No, no you don't. Because there is nothing to hear. They are gone. No more screaming, fighting, begging, arguing or lying. And especially no more of the most annoying whining I have ever heard in my life. This week has made me seriously reconsider if I want to be a mom or not. I know that it's different having his kids. We don't actually get them that much and then when he's not here it's even harder. I feel impotent to discipline them. Afraid that anything I say will be twisted and passed on and twisted even further and then used as ammunition against my husband. And maybe because they're not mine to keep I tend to think in terms of a score card. One pleasant moment, three unpleasant moments and so on. And I allow the unpleasant moments to erase the pleasant ones. I try not to, but I feel like I'm trying so hard and all I get in return is "we want this," "why not" and "whatever." They wouldn't even hug me good-bye. Is parenting this thankless? I mean, I don't want kids just to have someone to love me and take care of me when I get old, but I already feel worthless, so do I want to add one more thing to feel like a failure about?
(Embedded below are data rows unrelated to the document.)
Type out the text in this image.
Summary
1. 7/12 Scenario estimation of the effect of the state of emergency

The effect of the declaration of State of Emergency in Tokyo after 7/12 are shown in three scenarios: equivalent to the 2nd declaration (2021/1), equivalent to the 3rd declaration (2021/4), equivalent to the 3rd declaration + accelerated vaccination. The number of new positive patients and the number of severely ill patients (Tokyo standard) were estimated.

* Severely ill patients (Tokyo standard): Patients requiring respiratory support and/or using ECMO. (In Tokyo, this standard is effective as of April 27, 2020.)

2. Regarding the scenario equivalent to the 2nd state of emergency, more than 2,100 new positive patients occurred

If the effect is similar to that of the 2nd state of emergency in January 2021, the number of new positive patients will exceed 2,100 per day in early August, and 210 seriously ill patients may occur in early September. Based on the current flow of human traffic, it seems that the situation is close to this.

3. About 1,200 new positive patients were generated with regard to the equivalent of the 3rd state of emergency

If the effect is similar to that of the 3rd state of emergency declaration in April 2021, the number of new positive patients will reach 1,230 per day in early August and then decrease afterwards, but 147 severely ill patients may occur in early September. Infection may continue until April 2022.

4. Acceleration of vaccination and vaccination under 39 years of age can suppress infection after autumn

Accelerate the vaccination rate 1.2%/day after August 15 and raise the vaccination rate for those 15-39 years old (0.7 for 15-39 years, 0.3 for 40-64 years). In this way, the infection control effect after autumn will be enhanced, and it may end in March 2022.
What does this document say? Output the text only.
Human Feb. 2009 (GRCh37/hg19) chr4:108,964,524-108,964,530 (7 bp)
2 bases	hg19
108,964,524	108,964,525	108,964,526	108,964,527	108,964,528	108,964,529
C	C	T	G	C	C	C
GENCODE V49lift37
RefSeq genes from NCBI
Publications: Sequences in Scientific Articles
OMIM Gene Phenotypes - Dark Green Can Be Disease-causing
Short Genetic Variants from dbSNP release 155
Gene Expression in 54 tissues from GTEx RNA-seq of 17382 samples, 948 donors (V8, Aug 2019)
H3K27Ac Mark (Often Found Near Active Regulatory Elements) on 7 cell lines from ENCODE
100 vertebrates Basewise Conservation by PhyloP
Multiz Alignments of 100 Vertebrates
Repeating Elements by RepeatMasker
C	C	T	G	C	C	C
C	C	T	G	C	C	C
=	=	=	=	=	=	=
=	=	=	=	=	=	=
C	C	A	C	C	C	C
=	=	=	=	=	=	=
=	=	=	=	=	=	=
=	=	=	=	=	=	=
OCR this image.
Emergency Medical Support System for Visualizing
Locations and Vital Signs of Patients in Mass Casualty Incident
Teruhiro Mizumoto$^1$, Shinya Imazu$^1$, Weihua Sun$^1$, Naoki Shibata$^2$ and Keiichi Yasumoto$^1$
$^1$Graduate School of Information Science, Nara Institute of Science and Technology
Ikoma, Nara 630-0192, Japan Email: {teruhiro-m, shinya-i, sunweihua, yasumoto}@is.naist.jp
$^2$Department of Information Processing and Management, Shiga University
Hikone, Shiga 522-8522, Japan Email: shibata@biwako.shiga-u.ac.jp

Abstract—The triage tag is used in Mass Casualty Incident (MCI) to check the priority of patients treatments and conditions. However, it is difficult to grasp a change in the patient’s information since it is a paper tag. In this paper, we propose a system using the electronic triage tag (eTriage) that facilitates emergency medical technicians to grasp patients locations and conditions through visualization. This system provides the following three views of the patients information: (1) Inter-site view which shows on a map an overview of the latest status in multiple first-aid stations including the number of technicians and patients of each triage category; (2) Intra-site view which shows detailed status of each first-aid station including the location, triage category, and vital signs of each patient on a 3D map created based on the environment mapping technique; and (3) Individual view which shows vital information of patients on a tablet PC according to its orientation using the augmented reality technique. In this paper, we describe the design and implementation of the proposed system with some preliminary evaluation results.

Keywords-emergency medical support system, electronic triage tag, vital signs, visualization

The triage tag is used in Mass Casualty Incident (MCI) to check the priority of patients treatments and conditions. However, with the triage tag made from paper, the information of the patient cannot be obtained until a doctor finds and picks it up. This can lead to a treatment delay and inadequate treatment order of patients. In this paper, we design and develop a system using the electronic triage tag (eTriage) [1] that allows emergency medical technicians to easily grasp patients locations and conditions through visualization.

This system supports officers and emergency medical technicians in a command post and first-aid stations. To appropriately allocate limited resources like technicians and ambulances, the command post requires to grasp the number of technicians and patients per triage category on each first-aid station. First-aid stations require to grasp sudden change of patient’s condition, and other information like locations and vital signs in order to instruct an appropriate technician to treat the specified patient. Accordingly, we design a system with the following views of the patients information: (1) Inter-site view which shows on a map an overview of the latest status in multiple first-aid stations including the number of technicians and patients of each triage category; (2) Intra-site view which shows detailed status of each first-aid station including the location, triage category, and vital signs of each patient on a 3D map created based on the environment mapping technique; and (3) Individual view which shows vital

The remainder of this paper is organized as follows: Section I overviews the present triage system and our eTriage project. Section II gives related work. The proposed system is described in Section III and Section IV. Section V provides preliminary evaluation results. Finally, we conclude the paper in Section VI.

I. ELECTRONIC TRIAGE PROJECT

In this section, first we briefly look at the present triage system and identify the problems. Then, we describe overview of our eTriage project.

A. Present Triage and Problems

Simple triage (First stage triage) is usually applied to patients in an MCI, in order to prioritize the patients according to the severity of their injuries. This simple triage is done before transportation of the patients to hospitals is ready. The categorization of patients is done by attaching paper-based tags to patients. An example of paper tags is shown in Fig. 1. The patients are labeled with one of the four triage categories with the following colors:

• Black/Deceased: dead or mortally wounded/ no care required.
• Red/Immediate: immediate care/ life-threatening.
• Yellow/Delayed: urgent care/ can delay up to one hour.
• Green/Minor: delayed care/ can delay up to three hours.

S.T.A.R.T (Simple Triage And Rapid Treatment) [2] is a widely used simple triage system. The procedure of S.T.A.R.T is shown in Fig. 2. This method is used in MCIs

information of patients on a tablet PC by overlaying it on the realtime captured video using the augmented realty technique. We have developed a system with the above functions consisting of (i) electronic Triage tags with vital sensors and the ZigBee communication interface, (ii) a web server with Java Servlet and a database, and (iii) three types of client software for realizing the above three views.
If you couldn't tell, I am seriously depressed. My husband will be home in about 10 days and I'm not even excited about it. Why? Because I feel like I haven't accomplished anything since he left. So the house is clean. Big deal. He doesn't even care about that. I need a job. I need to feel useful. I need to make money. I need to feel like I contribute more than my cleaning, cooking and pussy. I think I need medication. I hate depression. It keeps me from so many things. Like leaving the house. Making friends. Volunteering. Doing anything scary. And it makes everything scary. I'm so afraid of failure. I know I'm smart and can do so much but I'm so smart that I know I'm not smart enough to do anything. I feel paralyzed. I need my husband to get home. I need to find the courage to get off my ass and do something, anything. I hate this disease.